ME: C'mon! C'mon already! Whack somebody! Whaddya waiting for?
HIM: Four minutes.
ME: So help me, if you give one more time bulletin I'm gonna--
HIM: Hey, look! The screen went black.

Last shows are rarely good shows. I didn't even like the final episode of the classic Mary Tyler Moore Show until a few years had passed and I was able to appreciate the beauty of the group hug. (Newhart [the Vermont show] was the rare exception. When he woke up and described this dream about running an inn in VT and the camera pulled back and we saw Suzanne Pleshette in bed with him--well, that's about as good as a TV ending can get.)

I've been thinking long and hard about The Sopranos swan song and while I can't say I loved it (not even close) I'm trying to understand what in the name of all things whackable David Chase was thinking. Was it a slice-of-life ending? Life goes on the way it went on for nine years and six seasons, just more of the same. Why did he torture us with Meadow's multiple attempts at parking her car?(Nancy, I read that the parking on that Bloomfield street is legendary for its awfulness. Is that true?) Want a lesson in how to build tension to the breaking point in a viewer? The last fifteen minutes of that episode is the equivalent of four years in film school. I swear to you I broke into a sweat and almost hyperventilated. Was Meadow going to be killed? Was she going to walk into the diner in time to see her family executed? Was the building going to explode as she approached the door?
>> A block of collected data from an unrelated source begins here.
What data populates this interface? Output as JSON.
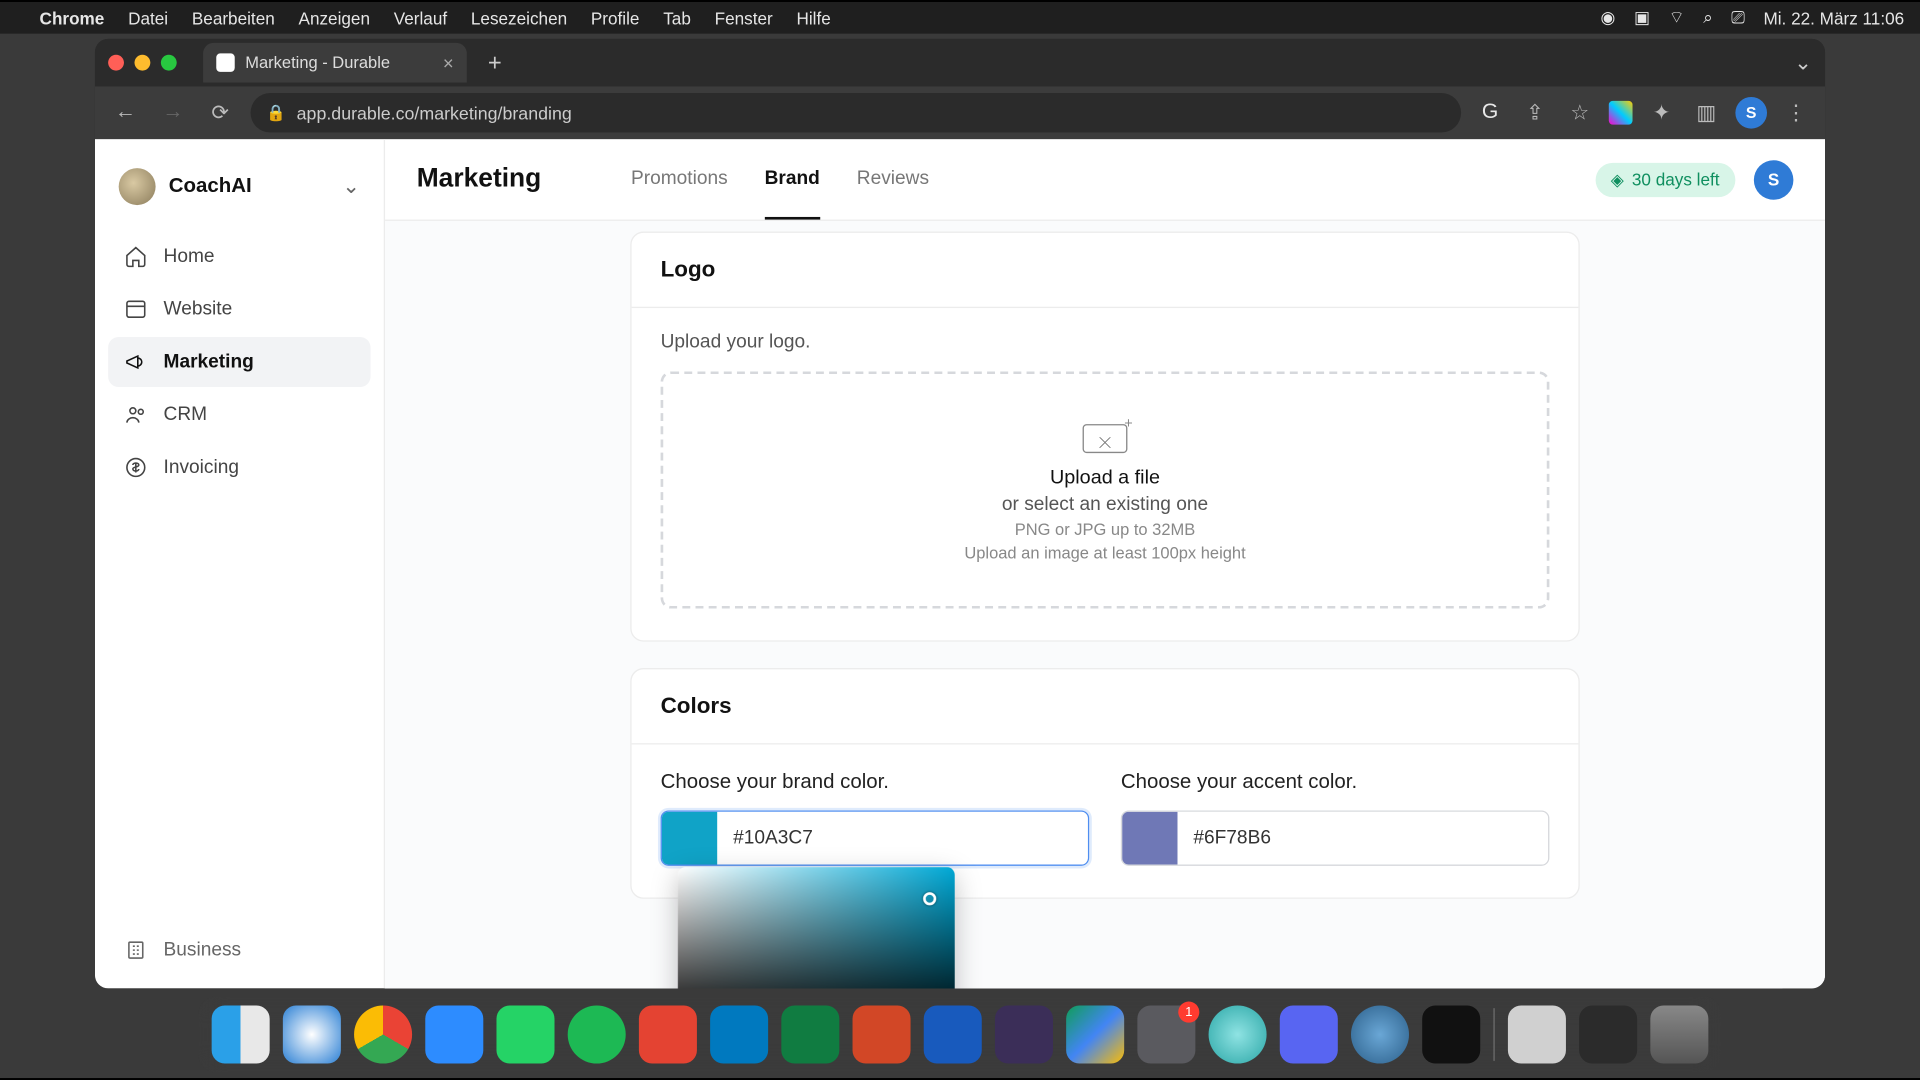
{
  "mac_menu": {
    "app": "Chrome",
    "items": [
      "Datei",
      "Bearbeiten",
      "Anzeigen",
      "Verlauf",
      "Lesezeichen",
      "Profile",
      "Tab",
      "Fenster",
      "Hilfe"
    ],
    "clock": "Mi. 22. März  11:06"
  },
  "browser": {
    "tab_title": "Marketing - Durable",
    "url": "app.durable.co/marketing/branding",
    "profile_initial": "S"
  },
  "sidebar": {
    "workspace": "CoachAI",
    "items": [
      {
        "key": "home",
        "label": "Home"
      },
      {
        "key": "website",
        "label": "Website"
      },
      {
        "key": "marketing",
        "label": "Marketing"
      },
      {
        "key": "crm",
        "label": "CRM"
      },
      {
        "key": "invoicing",
        "label": "Invoicing"
      }
    ],
    "active": "marketing",
    "bottom": {
      "key": "business",
      "label": "Business"
    }
  },
  "topbar": {
    "title": "Marketing",
    "tabs": [
      {
        "key": "promotions",
        "label": "Promotions"
      },
      {
        "key": "brand",
        "label": "Brand"
      },
      {
        "key": "reviews",
        "label": "Reviews"
      }
    ],
    "active": "brand",
    "trial_label": "30 days left",
    "user_initial": "S"
  },
  "logo_card": {
    "heading": "Logo",
    "subtitle": "Upload your logo.",
    "upload_link": "Upload a file",
    "upload_or": "or select an existing one",
    "hint1": "PNG or JPG up to 32MB",
    "hint2": "Upload an image at least 100px height"
  },
  "colors_card": {
    "heading": "Colors",
    "brand_label": "Choose your brand color.",
    "brand_value": "#10A3C7",
    "brand_swatch": "#10A3C7",
    "accent_label": "Choose your accent color.",
    "accent_value": "#6F78B6",
    "accent_swatch": "#6F78B6"
  },
  "dock_badge_count": "1"
}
Was it all a dream and Tony was about to step out of his shower in North Caldwell, slip on his white bathrobe, and lumber downstairs in search of smoked turkey and mortadell'?

Who the hell knows. Maybe Chase wanted us to see and feel what life would be like for Tony from this point on. Looking over his shoulder, scanning faces for trouble, knowing the FBI is a half-step behind and getting closer. I'll admit I kind of think the fade to black marked the end of Tony Soprano's life. Abrupt. Brutal. Cruelly final.

Kind of fitting, all things considered.

3 Comments:

Blogger Dallas Schulze said...

Not a Sopranos viewer, not likely to become one but, in reading about the ending, all I can think of is that maybe there's nothing symbolic or meaningful about it. Maybe they just couldn't figure out how to end it so some bright soul said "Hey, how about we just fade to black and leave the viewers to hash out what it all meant?"

Every writer has been there. Every writer has stared at the screen and thought "How the hell do I end this thing?" Maybe the whole parking the car,diner scene is less about ending a show than it is about just filling those final minutes. As we all know, not everything a writer does has meaning.

In reading the descriptions, I'm reminded of another shocking television moment: Bobby stepping out of the shower on Dallas. (Yeah, I'm dating myself here.) Although I didn't watch that show either, I don't think anyone suggested that scene had any meaning beyond the writers having written themselves in to a corner full of lower ratings and basically deciding to fall back ten and punt.

Maybe this is more of the same.

1:07 PM  
Blogger Nancy Herkness said...

Re: your parking question. It's honestly not all that hard to park there unless a school band concert has just finished (for some reason, everyone goes to Holsten's after band concerts). Also, for those in the know, there's a ratty-looking parking lot behind the row of buildings which you enter just half a block down the street.

Why Meadow suffered so, I don't know. Maybe she's just a ditz?

My husband's theory on the ending is that it showed how Tony and his family have to live all their lives: never knowing if the man sitting in his car is there to murder them or to have dinner.

1:55 PM  
Blogger Nancy Herkness said...

This comment is to try and force the blog entry to update and show more than "1 comments" (love the "s", don't you? Some programmer got lazy.) I'm used to being ignored by my children but I refuse to let a blog get the better of me.